Way back in 1889, a witch had taken over a small Mexican town, but an inquisitor was able to use a sacred amulet to force her into the flames and save his village. When he tosses all of her belongings — including a cursed doll — into a well, he never dreamed that a little girl would find it a hundred years later and put her family through hell.

This movie has it all. Bleeding walls, refrigerators teeming with rats and no small amount of snakes and spiders. It also has Julio, the affable teen who hopes to save the family and the babysitter that he is in love with. He’s played by Pedro Fernandez, who is more than an actor, as he’s a TV show host and singer.
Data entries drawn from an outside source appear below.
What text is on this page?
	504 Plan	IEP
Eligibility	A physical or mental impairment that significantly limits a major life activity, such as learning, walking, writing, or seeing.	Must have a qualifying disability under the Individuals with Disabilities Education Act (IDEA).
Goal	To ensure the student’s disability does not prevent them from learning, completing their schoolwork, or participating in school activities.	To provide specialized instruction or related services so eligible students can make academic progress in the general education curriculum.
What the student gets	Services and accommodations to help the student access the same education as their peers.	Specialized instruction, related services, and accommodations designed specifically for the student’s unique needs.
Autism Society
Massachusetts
This movie has a great scene where the kids play with a toy car — which has possessed their father’s car — and try to push it into the fireplace. These are the reasons why I love movies like this, the small moments that make me realize just how little reality can intrude within.

If this ever came out on blu ray — and it totally should, because the DVD versions are out of print and are prohibitively expensive — I will add my critic byline to it: “If you thought Ghosthouse was completely inane and ridiculous, have I got an awesome movie for you!”

PS: This pairs nicely with Cathy’s Curse so you get a real North/South exploitation exorcism adventure.

Knife Under the Throat (1986)

Catherine (Florence Guerin, FacelessToo Beautiful to Die, Demons 6: De Profundis) is an adult magazine model who is being stalked over the phone. That’s not as bad as some of the other girls she works with. After all, they’re not just getting heavy breathing. They’re getting killed.

Brigitte Lahaie is in this, pretty much a perfect fit for her background. She rose from the X-rated films of France to be recognized by Jean Rollin, who cast her in his films The Grapes of Death and Fascination. This also makes sense as to why Claude Mulot directed this, as the majority of his career was also in adult films. He’d die a few years later in a drowning accident. He also made The Blood Rose, a film so close to a Jess Franco movie that Troy Howarth would say in So Deadly, So Perverse: Giallo-Style Films from Around the World Volume 3, “one would be forgiven for thinking that Franco had made it himself.”

This doesn’t do anything special or different than any other giallo. Both Guerin and Lahaie would make Franco’s Faceless soon after, a much better film.